Après la mort de Nahel, tué par un policier le 27 juin à Nanterre, les quartiers se sont embrasés dans toute la France. En cinq jours, plus de 3 000 personnes ont été interpellées, principalement des mineurs et des jeunes majeurs. La plupart sont jugés en comparution immédiate.
«J’brûle des feux à Foch, le policier s’fâche, obligé j’le flèche»
Cet extrait du titre Cassage de nuques de Jul était écrit sur le T-shirt de Maxime B. lorsqu’il a été filmé par des caméras de surveillance, dans la nuit du 30 juin devant le centre Paul Doumer à Caen. C’était la cinquième nuit d’émeute après la mort de Nahel. Maxime, 22 ans, venait de donner un coup de pied dans un tas de cartons pour attiser un feu de poubelles. Le feu n’a pas pris, mais Maxime a été interpellé. Aux quatre policiers qui le conduisent en garde à vue, il a dit «Fils de pute» et ««Je vais tous vous cramer dans votre hôtel de police avec vous quatre à l’intérieur». Maxime a passé deux nuits à la maison d’arrêt de Caen avant d’être convoqué en comparution immédiate au tribunal. Dans la salle d’audience, personne de sa connaissance n’est venu. Son avocate est commise d’office.
– Comment avez-vous vécu ces deux nuits? a demandé le président du tribunal au jeune homme qui venait d’arriver menotté dans le boxe vitré.
– Je ne peux pas rester là-bas.
Maxime reconnait les faits qui lui sont reprochés. «De base, je voulais pas le faire, dit-il à la barre. Je me suis fait embarquer bêtement. L’effet de groupe, l’alcool, l’adrénaline….
– Et les insultes? interroge le président du tribunal
– Le baqueux m’avait insulté avant.
– Et les menaces? Vous comprenez que dans le contexte actuel, ça passe très mal?

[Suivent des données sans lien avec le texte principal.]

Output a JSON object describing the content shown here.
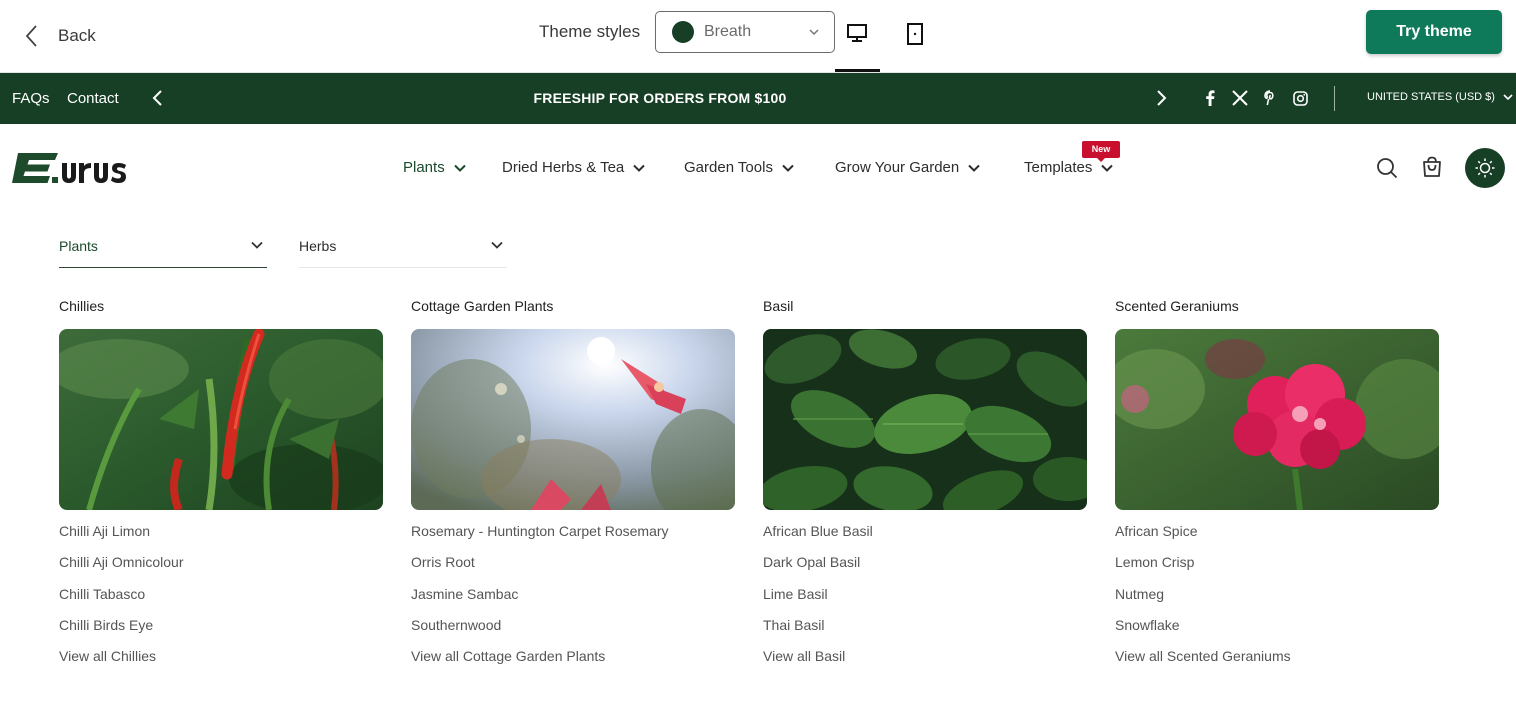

«Il n’y a pas de prise de conscience de la part de ces jeunes, assène la procureure. Vous nous dites tous la même chose: j’avais bu, j’ai été entraîné par un copain. Il n’y a plus de respect des règles. Si vous étiez restés chez vous, ce ne serait pas arrivé.»
Chez lui, c’est une chambre dans un foyer de jeunes travailleurs qu’il a obtenue depuis peu. Il a dormi pendant un an dans une voiture. Plus jeune, il a grandi en foyer et en famille d’accueil, a beaucoup fugué. Mais aujourd’hui, il est suivi par le Service d’aide aux jeunes en difficulté, il a décroché un CAP cuisine et travaille dans un restaurant qui promet de l’embaucher. Ces perspectives d’insertion vont lui éviter la case prison. Maxime est condamné à 4 mois avec sursis et à indemniser les quatre policiers, assorti de l’obligation de travailler ou de chercher du travail. Le tribunal a considéré que la détention risquait de compromettre cette fragile réinsertion du jeune majeur.